MÓNICA LEÓN /[email protected]

Había pasado ya un año de aquel altercado que desequilibró mi vida por unos meses. Mis sentimientos hacia ella estaban intensamente trastocados. Fue entonces, cuando, en medio de búsqueda de personal, se me ocurrió ella.

Su hoja de vida era perfecta y habíamos trabajado muchos años en la misma compañía, cada una en su área de especialización.

“Déjame serte sincera”, le dije, “a nivel profesional, sé que eres buena y me gustaría que trabajaras bajo mi tutela”. A nivel personal, sin embargo, estaba bastante insatisfecha con la forma en la que se había comportado frente a mi situación particular, en uno de los episodios más decepcionantes de mi vida.

“Suelo pasar raya entre lo personal y lo profesional”, le dije, “pero soy humana y en ciertas ocasiones, se me cruzan los cables”. Ella se mantenía callada, mirándome a los ojos. Atinó a pedirme que no la juzgara tan severamente.

Más allá de eso, sentía que le había faltado el sentido común para atreverse a emitir ciertas opiniones o apoyar acciones que, deseaba de todo corazón, nunca se revirtieran en su vida.

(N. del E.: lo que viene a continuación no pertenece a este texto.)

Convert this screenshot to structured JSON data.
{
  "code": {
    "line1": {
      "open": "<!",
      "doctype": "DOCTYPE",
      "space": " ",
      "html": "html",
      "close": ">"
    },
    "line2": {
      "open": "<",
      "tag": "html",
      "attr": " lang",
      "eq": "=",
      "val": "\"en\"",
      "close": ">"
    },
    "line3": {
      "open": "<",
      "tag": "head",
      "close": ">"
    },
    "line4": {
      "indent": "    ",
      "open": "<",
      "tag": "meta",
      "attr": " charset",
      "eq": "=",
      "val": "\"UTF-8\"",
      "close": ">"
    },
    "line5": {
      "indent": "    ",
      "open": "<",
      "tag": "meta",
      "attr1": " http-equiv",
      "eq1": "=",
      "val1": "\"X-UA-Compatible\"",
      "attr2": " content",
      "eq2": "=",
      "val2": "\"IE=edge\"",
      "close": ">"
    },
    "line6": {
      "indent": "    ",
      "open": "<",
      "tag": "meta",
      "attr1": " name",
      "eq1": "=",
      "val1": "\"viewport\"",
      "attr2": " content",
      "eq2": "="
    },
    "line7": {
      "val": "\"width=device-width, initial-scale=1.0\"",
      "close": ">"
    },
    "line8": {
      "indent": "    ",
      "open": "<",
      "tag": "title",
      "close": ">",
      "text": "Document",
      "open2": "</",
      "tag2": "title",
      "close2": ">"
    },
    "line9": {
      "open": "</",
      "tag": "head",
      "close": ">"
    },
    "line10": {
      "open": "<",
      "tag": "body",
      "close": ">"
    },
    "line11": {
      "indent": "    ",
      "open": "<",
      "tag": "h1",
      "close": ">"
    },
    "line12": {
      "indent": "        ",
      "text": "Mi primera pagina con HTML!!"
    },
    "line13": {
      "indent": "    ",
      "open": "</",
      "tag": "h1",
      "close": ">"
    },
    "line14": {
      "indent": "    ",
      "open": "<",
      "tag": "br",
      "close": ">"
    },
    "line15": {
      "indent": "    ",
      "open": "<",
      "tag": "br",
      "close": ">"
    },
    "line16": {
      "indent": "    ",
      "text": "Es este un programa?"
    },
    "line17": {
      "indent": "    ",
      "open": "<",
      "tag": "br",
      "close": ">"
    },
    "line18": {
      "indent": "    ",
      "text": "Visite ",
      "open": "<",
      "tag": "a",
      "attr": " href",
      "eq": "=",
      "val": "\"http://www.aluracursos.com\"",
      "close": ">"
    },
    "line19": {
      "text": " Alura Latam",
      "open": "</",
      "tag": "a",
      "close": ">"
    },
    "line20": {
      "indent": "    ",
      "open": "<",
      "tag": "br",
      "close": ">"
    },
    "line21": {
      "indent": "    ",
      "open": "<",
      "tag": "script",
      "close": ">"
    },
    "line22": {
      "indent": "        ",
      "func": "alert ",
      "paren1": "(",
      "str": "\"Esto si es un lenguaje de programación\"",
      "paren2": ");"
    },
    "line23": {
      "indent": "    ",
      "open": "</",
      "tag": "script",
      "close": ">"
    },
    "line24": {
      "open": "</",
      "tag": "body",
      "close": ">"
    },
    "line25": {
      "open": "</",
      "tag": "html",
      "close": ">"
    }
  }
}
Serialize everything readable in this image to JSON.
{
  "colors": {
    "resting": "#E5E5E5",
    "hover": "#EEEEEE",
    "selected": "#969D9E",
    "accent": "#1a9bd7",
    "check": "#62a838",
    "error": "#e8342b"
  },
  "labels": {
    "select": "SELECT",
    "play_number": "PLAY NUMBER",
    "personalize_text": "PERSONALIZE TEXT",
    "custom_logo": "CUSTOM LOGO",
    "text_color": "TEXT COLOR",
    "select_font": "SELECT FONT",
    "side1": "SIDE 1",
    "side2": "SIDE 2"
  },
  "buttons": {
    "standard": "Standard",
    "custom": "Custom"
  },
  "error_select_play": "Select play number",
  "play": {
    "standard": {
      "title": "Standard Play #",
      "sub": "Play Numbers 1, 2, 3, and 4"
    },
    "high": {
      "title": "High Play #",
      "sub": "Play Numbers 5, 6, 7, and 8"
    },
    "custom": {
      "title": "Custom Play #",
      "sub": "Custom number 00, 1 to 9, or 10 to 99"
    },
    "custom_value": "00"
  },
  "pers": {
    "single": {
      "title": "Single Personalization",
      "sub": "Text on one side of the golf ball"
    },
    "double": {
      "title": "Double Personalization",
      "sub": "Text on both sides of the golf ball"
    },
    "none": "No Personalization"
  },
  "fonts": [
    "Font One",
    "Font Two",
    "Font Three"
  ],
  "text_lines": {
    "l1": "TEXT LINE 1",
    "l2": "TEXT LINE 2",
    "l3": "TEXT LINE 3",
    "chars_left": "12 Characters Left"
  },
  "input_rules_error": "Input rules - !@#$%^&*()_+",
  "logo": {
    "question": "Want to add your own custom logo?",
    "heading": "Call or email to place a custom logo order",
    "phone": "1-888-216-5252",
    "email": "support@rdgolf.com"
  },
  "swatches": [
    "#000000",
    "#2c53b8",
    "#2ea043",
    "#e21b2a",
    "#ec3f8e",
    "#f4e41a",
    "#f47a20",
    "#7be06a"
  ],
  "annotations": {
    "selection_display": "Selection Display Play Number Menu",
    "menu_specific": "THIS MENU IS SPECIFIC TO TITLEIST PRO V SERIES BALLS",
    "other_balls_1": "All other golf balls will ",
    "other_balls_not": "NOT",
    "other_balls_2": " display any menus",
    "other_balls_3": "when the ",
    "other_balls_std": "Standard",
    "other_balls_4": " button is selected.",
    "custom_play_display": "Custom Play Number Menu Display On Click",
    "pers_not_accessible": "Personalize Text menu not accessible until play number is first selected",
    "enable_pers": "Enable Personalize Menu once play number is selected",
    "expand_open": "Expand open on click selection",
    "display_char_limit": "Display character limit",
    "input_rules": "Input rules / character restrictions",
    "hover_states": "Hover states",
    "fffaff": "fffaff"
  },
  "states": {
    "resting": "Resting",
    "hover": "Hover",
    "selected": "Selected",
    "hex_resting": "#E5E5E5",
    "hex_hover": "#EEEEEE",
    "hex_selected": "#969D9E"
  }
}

Le expliqué que se empeñó en defender a un hombre que sintió envidia de mí, en vez de valorarme.

Le recordé que había decidido consolar a aquella mujer traicionera. Me comentó que, en ocasiones, él pasaba por su casa y se tomaban un café. Le dije que él era especialista en manipular los sentimientos y empleaba magistralmente el arte de la oratoria para en volver a la gente a su antojo, además de hacerse la víctima. Me decepcionó una y mil veces. Abrir los ojos objetivamente frente a situaciones que afectan a nuestros amigos o conocidos es importante.

Nuestra gente siente y agradece cuando actuamos justamente frente a los problemas que se presentan. Es un deber no dejarnos llevar por la lástima que muchas personas nos puedan provocar, y siempre analizar quién es la verdadera víctima.

Nada duele más que saber que, aunque tengas la razón, la gente que crees que tiene buen juicio, apoya a tu victimario y te da la espalda. Sin embargo, separa siempre lo profesional de lo personal porque del castigo nunca deberás encargarte tú. La justicia siempre será divina.